Subtraction in bash

Question

printf "$(( $(date '+%H * 60 + %M') ))\n"
date '+%H * 60 + %M' | bc
date '+%H 60 * %M + p' | dc

The above will give the minutes that have passed in the day.

Using any of the above time outputs, how do I subtract it from the total minutes in the day (i.e., 1440) to display the minutes left in the day?

Answer 1

You could use something like this:

minutesElapsed="$(date '+%H * 60 + %M' | bc)"
minutesDay="1440" 
minutesLeft="$(($minutesDay-$minutesElapsed))"

Output:

echo "$minutesLeft"
332

Short version:

echo "$((1440-$(date '+%H * 60 + %M' | bc)))"

Answer 2

The following computes the difference of timestamps in minutes:

printf '%d\n' $(( ( $(date -d 'tomorrow 00:00' '+%s') - $(date '+%s') ) / 60 ))

Note the use of format string %d\n.
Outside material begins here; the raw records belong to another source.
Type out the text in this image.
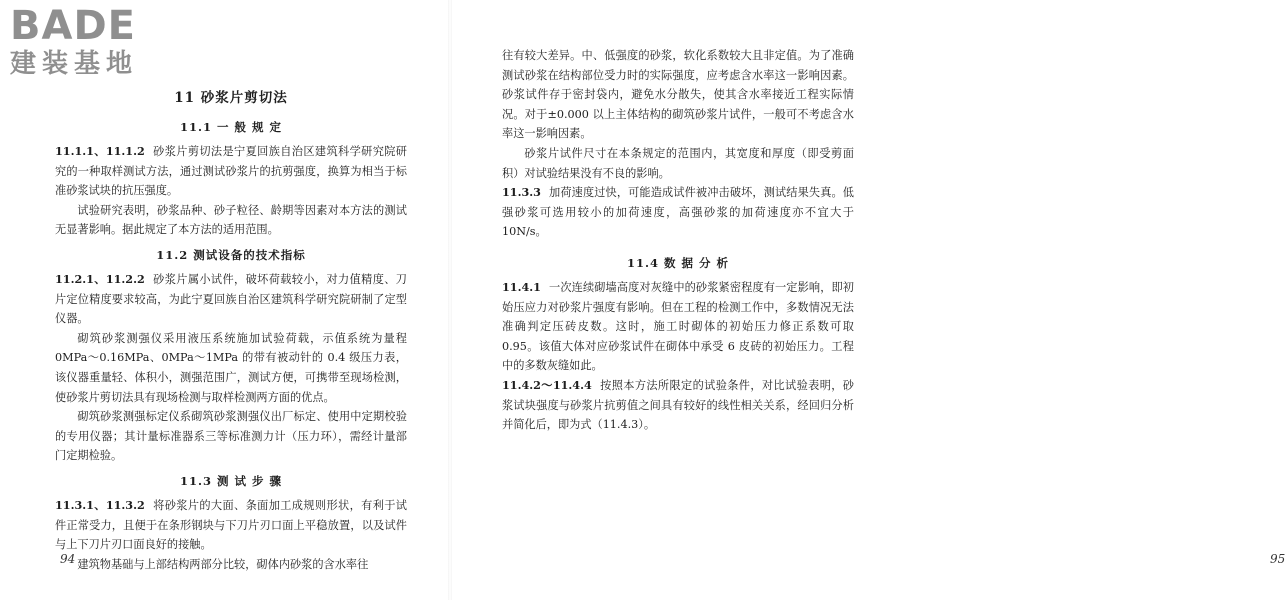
BADE
建装基地
11 砂浆片剪切法
11.1 一 般 规 定

11.1.1、11.1.2 砂浆片剪切法是宁夏回族自治区建筑科学研究院研究的一种取样测试方法，通过测试砂浆片的抗剪强度，换算为相当于标准砂浆试块的抗压强度。

试验研究表明，砂浆品种、砂子粒径、龄期等因素对本方法的测试无显著影响。据此规定了本方法的适用范围。

11.2 测试设备的技术指标

11.2.1、11.2.2 砂浆片属小试件，破坏荷载较小，对力值精度、刀片定位精度要求较高，为此宁夏回族自治区建筑科学研究院研制了定型仪器。

砌筑砂浆测强仪采用液压系统施加试验荷载，示值系统为量程 0MPa～0.16MPa、0MPa～1MPa 的带有被动针的 0.4 级压力表，该仪器重量轻、体积小，测强范围广，测试方便，可携带至现场检测，使砂浆片剪切法具有现场检测与取样检测两方面的优点。

砌筑砂浆测强标定仪系砌筑砂浆测强仪出厂标定、使用中定期校验的专用仪器；其计量标准器系三等标准测力计（压力环），需经计量部门定期检验。

11.3 测 试 步 骤

11.3.1、11.3.2 将砂浆片的大面、条面加工成规则形状，有利于试件正常受力，且便于在条形钢块与下刀片刃口面上平稳放置，以及试件与上下刀片刃口面良好的接触。

建筑物基础与上部结构两部分比较，砌体内砂浆的含水率往

94	95

往有较大差异。中、低强度的砂浆，软化系数较大且非定值。为了准确测试砂浆在结构部位受力时的实际强度，应考虑含水率这一影响因素。砂浆试件存于密封袋内，避免水分散失，使其含水率接近工程实际情况。对于±0.000 以上主体结构的砌筑砂浆片试件，一般可不考虑含水率这一影响因素。

砂浆片试件尺寸在本条规定的范围内，其宽度和厚度（即受剪面积）对试验结果没有不良的影响。

11.3.3 加荷速度过快，可能造成试件被冲击破坏，测试结果失真。低强砂浆可选用较小的加荷速度，高强砂浆的加荷速度亦不宜大于 10N/s。

11.4 数 据 分 析

11.4.1 一次连续砌墙高度对灰缝中的砂浆紧密程度有一定影响，即初始压应力对砂浆片强度有影响。但在工程的检测工作中，多数情况无法准确判定压砖皮数。这时，施工时砌体的初始压力修正系数可取 0.95。该值大体对应砂浆试件在砌体中承受 6 皮砖的初始压力。工程中的多数灰缝如此。

11.4.2～11.4.4 按照本方法所限定的试验条件，对比试验表明，砂浆试块强度与砂浆片抗剪值之间具有较好的线性相关关系，经回归分析并简化后，即为式（11.4.3）。
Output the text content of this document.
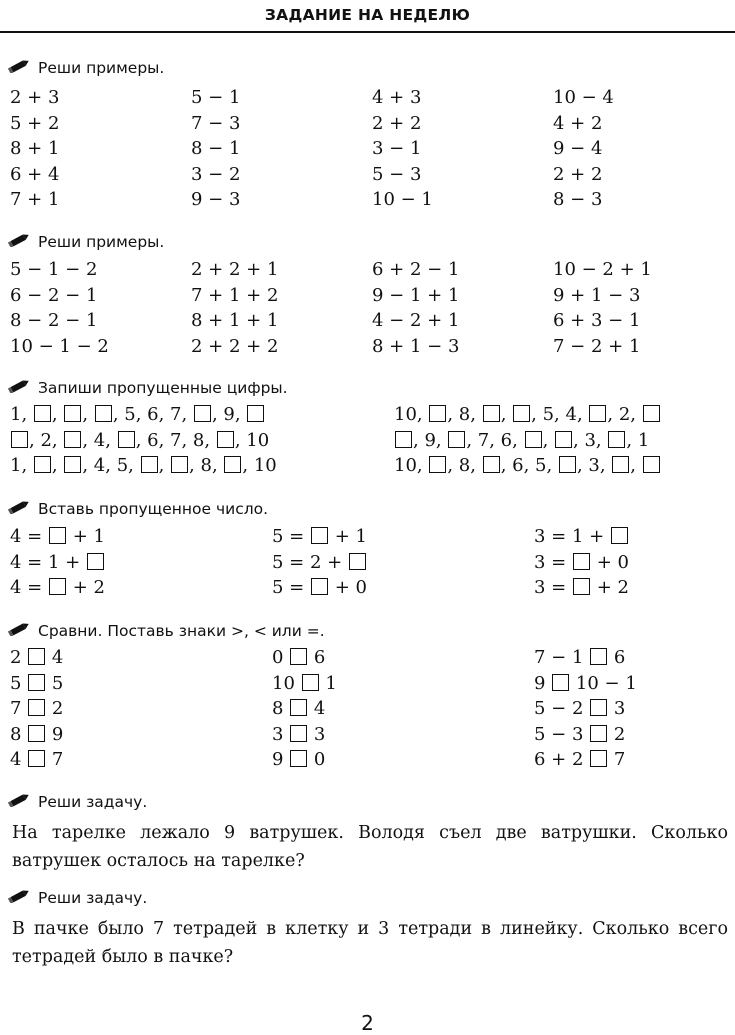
ЗАДАНИЕ НА НЕДЕЛЮ
Реши примеры.
2 + 3	5 − 1	4 + 3	10 − 4
5 + 2	7 − 3	2 + 2	4 + 2
8 + 1	8 − 1	3 − 1	9 − 4
6 + 4	3 − 2	5 − 3	2 + 2
7 + 1	9 − 3	10 − 1	8 − 3
Реши примеры.
5 − 1 − 2	2 + 2 + 1	6 + 2 − 1	10 − 2 + 1
6 − 2 − 1	7 + 1 + 2	9 − 1 + 1	9 + 1 − 3
8 − 2 − 1	8 + 1 + 1	4 − 2 + 1	6 + 3 − 1
10 − 1 − 2	2 + 2 + 2	8 + 1 − 3	7 − 2 + 1
Запиши пропущенные цифры.
1, , , , 5, 6, 7, , 9,	10, , 8, , , 5, 4, , 2,
, 2, , 4, , 6, 7, 8, , 10	, 9, , 7, 6, , , 3, , 1
1, , , 4, 5, , , 8, , 10	10, , 8, , 6, 5, , 3, ,
Вставь пропущенное число.
4 =  + 1	5 =  + 1	3 = 1 +
4 = 1 +	5 = 2 +	3 =  + 0
4 =  + 2	5 =  + 0	3 =  + 2
Сравни. Поставь знаки >, < или =.
2  4	0  6	7 − 1  6
5  5	10  1	9  10 − 1
7  2	8  4	5 − 2  3
8  9	3  3	5 − 3  2
4  7	9  0	6 + 2  7
Реши задачу.
На тарелке лежало 9 ватрушек. Володя съел две ватрушки. Сколько ватрушек осталось на тарелке?
Реши задачу.
В пачке было 7 тетрадей в клетку и 3 тетради в линейку. Сколько всего тетрадей было в пачке?
2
You shouldn't pass your data in the first argument for printf, as the first argument is the format string, and printf may interpret some sequences as the format specifiers (%d as integer specifier, %s as string specifier, etc.).

Answer 3

Given your three exemplars, what about:

printf "$(( 1440 - ( $(date '+%H * 60 + %M') ) ))\n"
date '+1440 - ( %H * 60 + %M )' | bc
date '+1440 %H 60 * %M + - p' | dc

You don't quite need all the spaces added, but you do need the added parentheses.